Exhibit 26.2 How the Google search engines works. (Source: Google).
A search engine is a software platform that searches and retrieves information
from the internet. When a user types words into a search bar, search engines like Google, Yahoo and Bing scour their index of webpages,
and analyse, rank and retrieve pages that match the search query, within a fraction of a second. This is a two-pronged
process — the maintenance of a webpage index, and the search and retrieval of webpages.
These processes are explained by Google in the “How Search Works” video linked to Exhibit 26.2.
A webpage index is a gigantic database that stores the variables or clues that
search algorithms use to generate search results. The Google index, which is over 100 million gigabytes in size, contains
more than 200 such variables. This index, which is well over 100 petabytes in size, is distributed in
data centres across the globe through distributed file systems such as Google’s Colossus.
To create and maintain an index, the search engines use automated programmes called spiders or bots (short
for robot e.g., Googlebot) that crawl the webpages from link to link and retrieve data about the pages.

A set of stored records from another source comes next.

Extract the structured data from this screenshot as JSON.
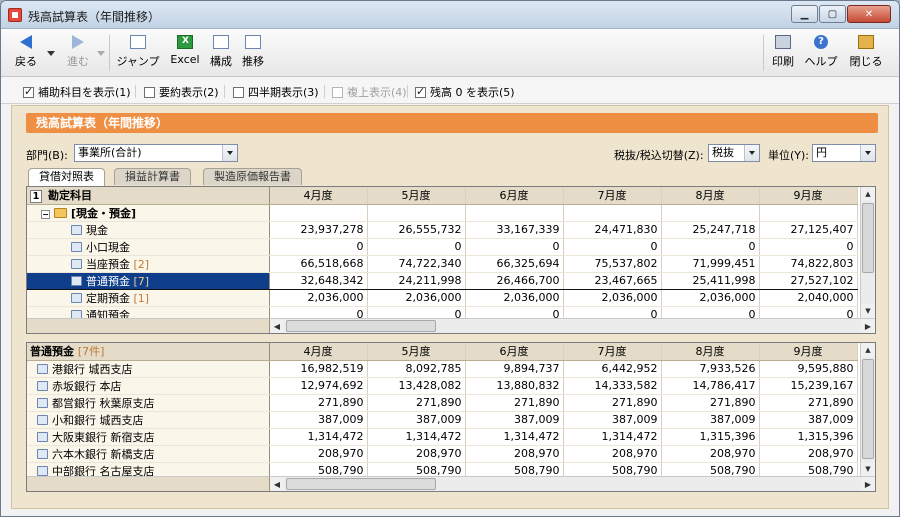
{
  "window": {
    "title": "残高試算表（年間推移）"
  },
  "toolbar": {
    "back": "戻る",
    "forward": "進む",
    "jump": "ジャンプ",
    "excel": "Excel",
    "compose": "構成",
    "trend": "推移",
    "print": "印刷",
    "help": "ヘルプ",
    "close": "閉じる"
  },
  "options": [
    {
      "label": "補助科目を表示(1)",
      "checked": true,
      "enabled": true
    },
    {
      "label": "要約表示(2)",
      "checked": false,
      "enabled": true
    },
    {
      "label": "四半期表示(3)",
      "checked": false,
      "enabled": true
    },
    {
      "label": "複上表示(4)",
      "checked": false,
      "enabled": false
    },
    {
      "label": "残高 0 を表示(5)",
      "checked": true,
      "enabled": true
    }
  ],
  "panel": {
    "header": "残高試算表（年間推移）",
    "dept_label": "部門(B):",
    "dept_value": "事業所(合計)",
    "tax_label": "税抜/税込切替(Z):",
    "tax_value": "税抜",
    "unit_label": "単位(Y):",
    "unit_value": "円"
  },
  "tabs": [
    "貸借対照表",
    "損益計算書",
    "製造原価報告書"
  ],
  "months": [
    "4月度",
    "5月度",
    "6月度",
    "7月度",
    "8月度",
    "9月度"
  ],
  "upper_grid": {
    "row_number": "1",
    "header": "勘定科目",
    "group": "[現金・預金]",
    "rows": [
      {
        "name": "現金",
        "badge": "",
        "values": [
          "23,937,278",
          "26,555,732",
          "33,167,339",
          "24,471,830",
          "25,247,718",
          "27,125,407"
        ]
      },
      {
        "name": "小口現金",
        "badge": "",
        "values": [
          "0",
          "0",
          "0",
          "0",
          "0",
          "0"
        ]
      },
      {
        "name": "当座預金",
        "badge": "[2]",
        "values": [
          "66,518,668",
          "74,722,340",
          "66,325,694",
          "75,537,802",
          "71,999,451",
          "74,822,803"
        ]
      },
      {
        "name": "普通預金",
        "badge": "[7]",
        "values": [
          "32,648,342",
          "24,211,998",
          "26,466,700",
          "23,467,665",
          "25,411,998",
          "27,527,102"
        ],
        "selected": true
      },
      {
        "name": "定期預金",
        "badge": "[1]",
        "values": [
          "2,036,000",
          "2,036,000",
          "2,036,000",
          "2,036,000",
          "2,036,000",
          "2,040,000"
        ]
      },
      {
        "name": "通知預金",
        "badge": "",
        "values": [
          "0",
          "0",
          "0",
          "0",
          "0",
          "0"
        ]
      }
    ]
  },
  "lower_grid": {
    "header": "普通預金",
    "count": "[7件]",
    "rows": [
      {
        "name": "港銀行 城西支店",
        "values": [
          "16,982,519",
          "8,092,785",
          "9,894,737",
          "6,442,952",
          "7,933,526",
          "9,595,880"
        ]
      },
      {
        "name": "赤坂銀行 本店",
        "values": [
          "12,974,692",
          "13,428,082",
          "13,880,832",
          "14,333,582",
          "14,786,417",
          "15,239,167"
        ]
      },
      {
        "name": "都営銀行 秋葉原支店",
        "values": [
          "271,890",
          "271,890",
          "271,890",
          "271,890",
          "271,890",
          "271,890"
        ]
      },
      {
        "name": "小和銀行 城西支店",
        "values": [
          "387,009",
          "387,009",
          "387,009",
          "387,009",
          "387,009",
          "387,009"
        ]
      },
      {
        "name": "大阪東銀行 新宿支店",
        "values": [
          "1,314,472",
          "1,314,472",
          "1,314,472",
          "1,314,472",
          "1,315,396",
          "1,315,396"
        ]
      },
      {
        "name": "六本木銀行 新橋支店",
        "values": [
          "208,970",
          "208,970",
          "208,970",
          "208,970",
          "208,970",
          "208,970"
        ]
      },
      {
        "name": "中部銀行 名古屋支店",
        "values": [
          "508,790",
          "508,790",
          "508,790",
          "508,790",
          "508,790",
          "508,790"
        ]
      }
    ]
  },
  "colors": {
    "accent": "#ef8f43",
    "panel_bg": "#efe5cf",
    "selection": "#0f3f8a"
  }
}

Spiders source domain names and IP addresses from ICANN (Internet Corporation for Assigned Names and Numbers).
They use this information to seek out websites, and crawl from link to link within each domain, scouring the site for
information on the site’s pages.
As a user seeking information types into the engine’s search box, algorithms interpret
the information the user is seeking and identify the relevant pages from the index.
These user queries usually generate millions of pages with relevant information. Algorithms rank these pages
based on several factors, such as the over 200 unique
signals or clues that Google relies on. The results are then posted in rank order on to the user’s search engine
result pages (SERP).